A Workers’ Rights Act Now!

At the recent biennial delegate conference of the Irish Congress of Trade Unions a motion from Dublin Council of Trade Unions was passed to seek alternative legislation to restore all rights lost as a result of the Industrial Relations Act (1990).

The 1990 act was a direct result of the “social partnership” era, which included the largest shift in power from labour to capital in a century. Reassurances were given to the trade union movement by the then minister for labour, Bertie Ahern—a former union official—who was seen as a friend of the trade union movement at the time. He wasn’t: he was the epitome of poacher-turned-gamekeeper; his loyalty was always to himself, as later revelations about his financial affairs demonstrated.

The 1990 act took away union autonomy and, in doing so, took away workers’ power. It forced unions to adopt new internal rules, as set out in the legislation. It also put a ban on a lot of actions that were available to unions up until then by repealing previous employment legislation.

What follows are some of the rights that were lost by workers as a result of the 1990 act.

In relation to picketing, major restrictions were laid down in part 2, section 11, on where and when pickets could be placed. The decisions about where and when to picket must be returned to the trade union and its members, including decisions on secondary picketing.

Support strikes, solidarity actions, political strikes, sit-ins and occupations are all now illegal. These actions were not taken lightly but must be available at the discretion of the workers in dispute. Solidarity action, support strikes and working-class unity are the bedrock of working-class power. Once it was outlawed, workers were isolated and divided. As a result, pay, conditions and union density plummeted.

The decision in relation to the length of notice given to an employer of pending industrial action must be decided by workers and their union. Employers use the notice period to put in contingency measures that demolish the effect of the strike.

In some disputes immediate action may be necessary, for example on a health and safety issue, in the case of an individual worker, or a situation similar to the closure of Clery’s department store. The Clery’s dispute is a clear example of why workers in dispute must be able to occupy a premises in the course of a dispute.

The definition of a worker must be altered to include bogus self-employed, contract workers, and those in the gig economy—that is, anybody who provides services to another, regardless of the nature of the contract under which they are employed.

In part 2, section 14, rules are imposed on unions in relation to ballots for industrial action. In fact this section completely ends union autonomy. The act lays down that trade unions must ballot “all members whom it is reasonable . . . for the union concerned to believe will be called upon to engage in the strike or other industrial action,” and the union will take reasonable steps to ensure that every member entitled to vote will vote “without interference from, or constraint imposed by, the union or any of its members, officials or employees and, so far as is reasonably possible, that such members shall be given a fair opportunity of voting.”

This is not just in the case of a strike but any industrial action, be it a work to rule, a ban on overtime, or any other type of action taken by workers to defend their rights.

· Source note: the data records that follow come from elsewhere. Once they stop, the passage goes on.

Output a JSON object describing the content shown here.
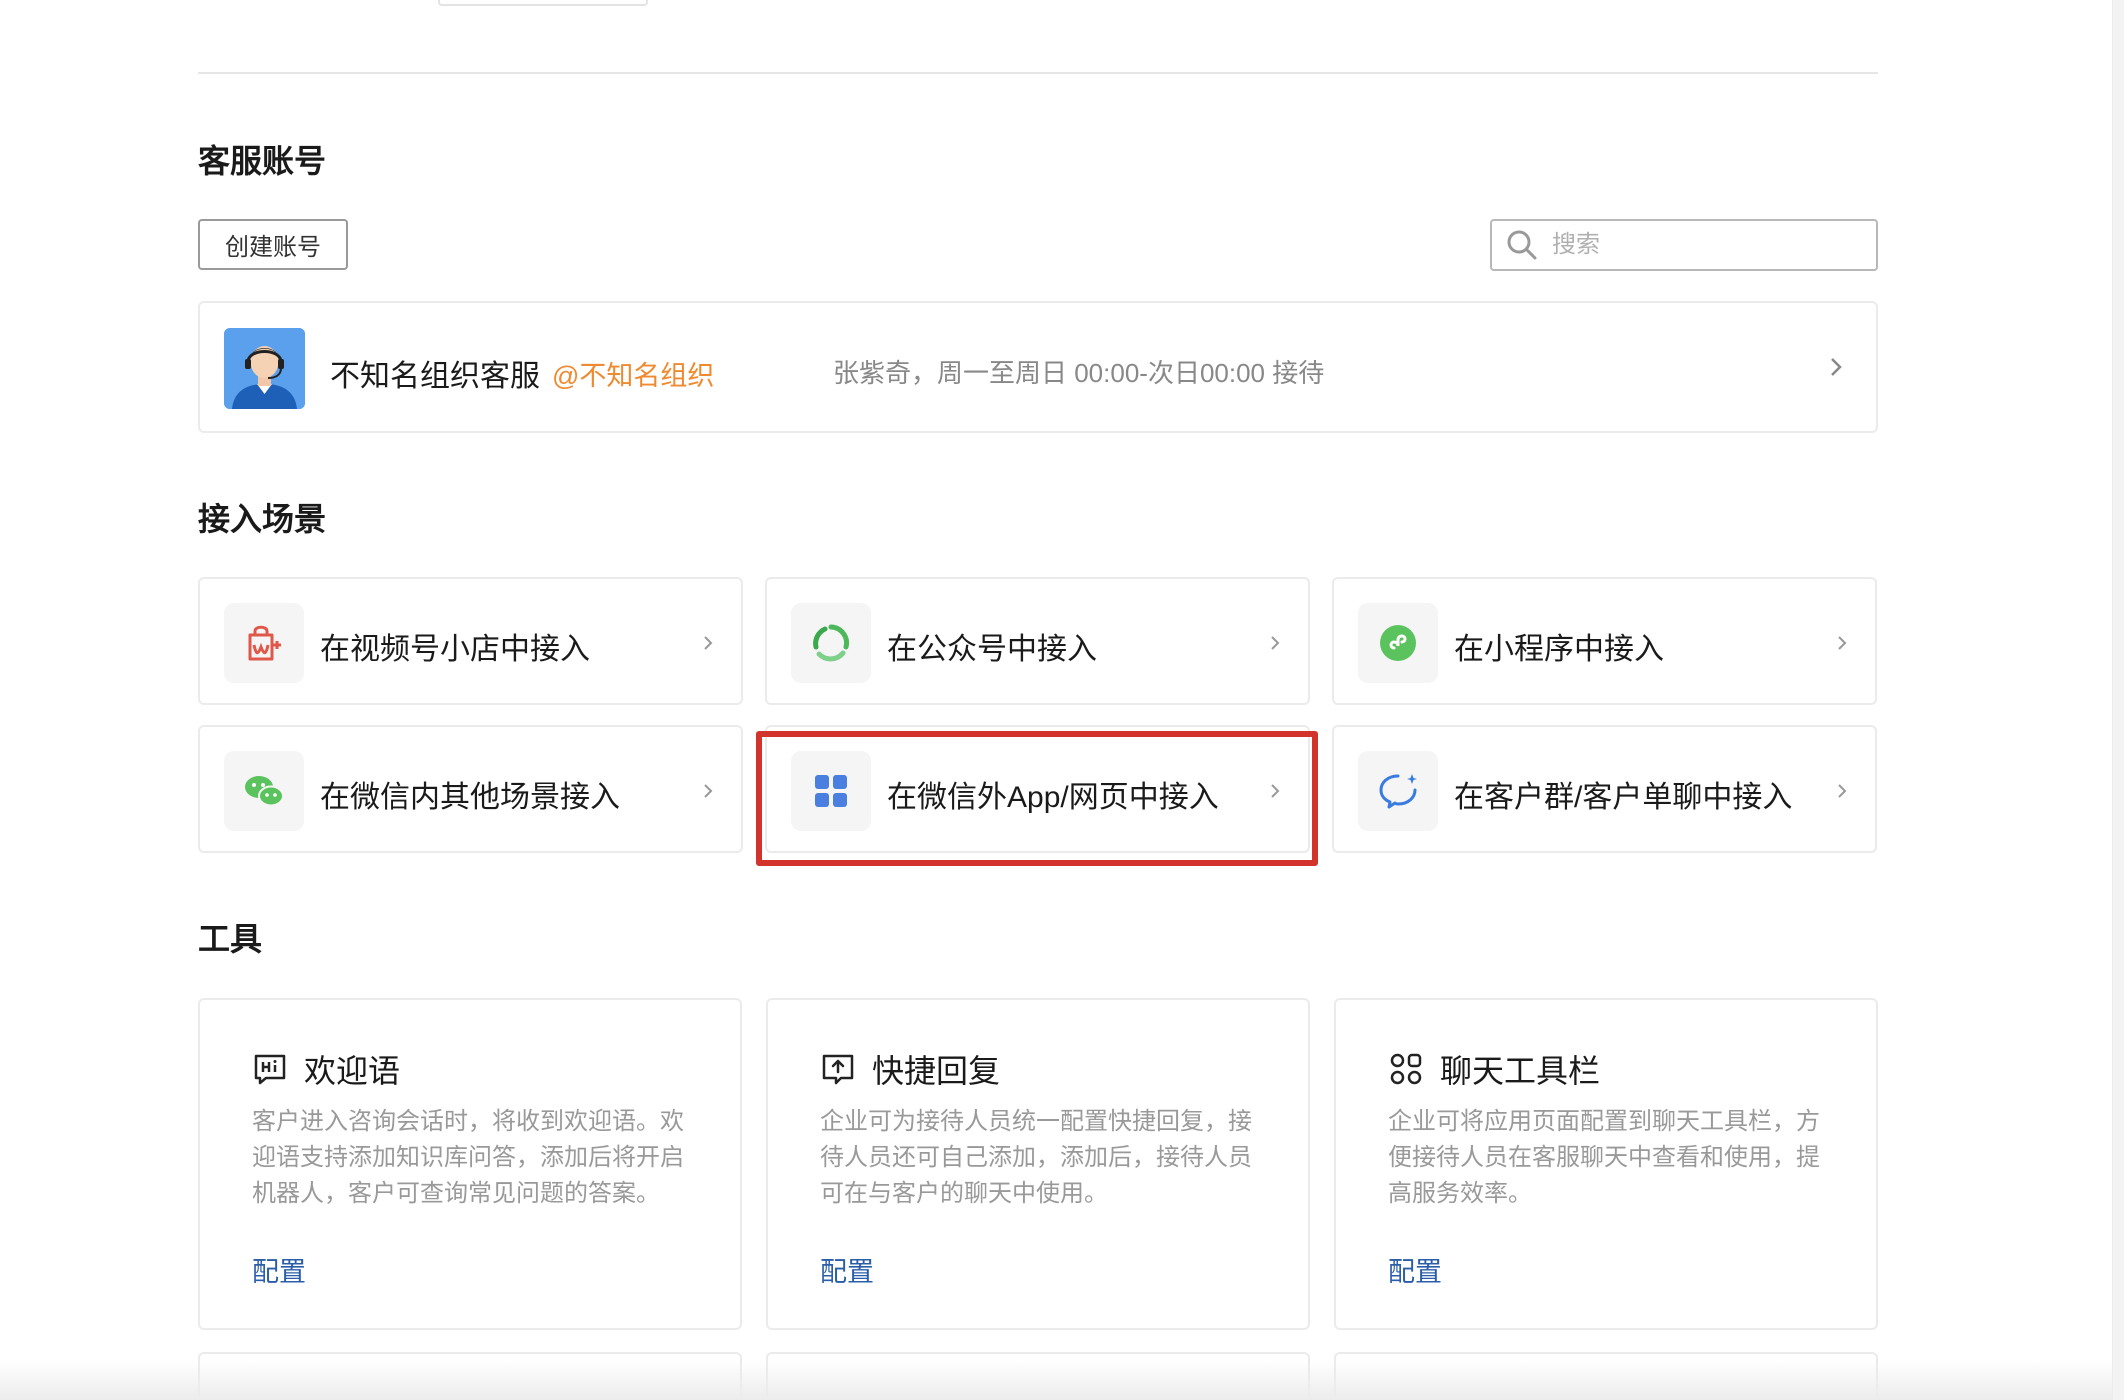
{
  "account_section": {
    "title": "客服账号",
    "create_button": "创建账号",
    "search_placeholder": "搜索",
    "account": {
      "name": "不知名组织客服",
      "org": "@不知名组织",
      "schedule": "张紫奇，周一至周日 00:00-次日00:00 接待"
    }
  },
  "scenes_section": {
    "title": "接入场景",
    "items": [
      {
        "label": "在视频号小店中接入",
        "icon": "shop-bag-icon"
      },
      {
        "label": "在公众号中接入",
        "icon": "official-account-icon"
      },
      {
        "label": "在小程序中接入",
        "icon": "mini-program-icon"
      },
      {
        "label": "在微信内其他场景接入",
        "icon": "wechat-icon"
      },
      {
        "label": "在微信外App/网页中接入",
        "icon": "app-grid-icon"
      },
      {
        "label": "在客户群/客户单聊中接入",
        "icon": "chat-bubble-icon"
      }
    ]
  },
  "tools_section": {
    "title": "工具",
    "items": [
      {
        "title": "欢迎语",
        "icon": "hi-message-icon",
        "desc": "客户进入咨询会话时，将收到欢迎语。欢迎语支持添加知识库问答，添加后将开启机器人，客户可查询常见问题的答案。",
        "action": "配置"
      },
      {
        "title": "快捷回复",
        "icon": "quick-reply-icon",
        "desc": "企业可为接待人员统一配置快捷回复，接待人员还可自己添加，添加后，接待人员可在与客户的聊天中使用。",
        "action": "配置"
      },
      {
        "title": "聊天工具栏",
        "icon": "toolbar-grid-icon",
        "desc": "企业可将应用页面配置到聊天工具栏，方便接待人员在客服聊天中查看和使用，提高服务效率。",
        "action": "配置"
      }
    ]
  },
  "colors": {
    "accent_link": "#2b5ea9",
    "org_tag": "#f08a30",
    "highlight_box": "#d2332a",
    "wechat_green": "#5ac35e"
  }
}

When all the ballots are counted, seven days’ notice must be given to the employer before the action can be taken. The wording of the act is so broad that it is open to multiple interpretations, and the scope for companies to seek injunctions for invalid ballots is limitless. We have seen by the number of injunctions granted to employers that the judiciary are no friends of trade unions or workers.

An ill-judged comment by a union official or union member during the period of the ballot could invalidate the poll as “interference.” If there is a low turnout a judge can decide that it is not credible that everybody entitled to vote was given a fair opportunity—which happened with airline pilots in Ryanair when there was a low turnout for a strike ballot.

To reverse these conditions on unions and return rights lost to workers as a result, section 14 of the 1990 act must be abolished. This section should be replaced with a new section that gives trade unions complete autonomy in setting all internal rules and regulations.

The Trade Disputes Act (1906) stated that anything done in a trade dispute, so long as that action was not illegal in itself, would be free of criminal and civil liability. This right needs to be reinstated, to supersede all conditions imposed on immunities under the 1990 act.

These changes will go a long way towards returning rights lost to workers as a result of the 1990 act; but on their own they are not enough, without the right to union recognition and union access to all workers, coupled with full collective bargaining rights.

If a Workers’ Rights Act, to include all the above, is introduced there will be a more level playing-field between worker and employer. With the balance of power more equal, levels of exploitation will drop drastically as employers realise that workers have the power to stop them. Employers who continue to exploit and mistreat workers will be taken on and stopped.

No employer has anything to fear from workers having rights if they are treating workers fairly. A fair day’s work for a fair day’s pay is all workers expect. Of course the reverse side of this is “An injury to one is the concern of all.” If you exploit us we will withdraw our labour and shut you down.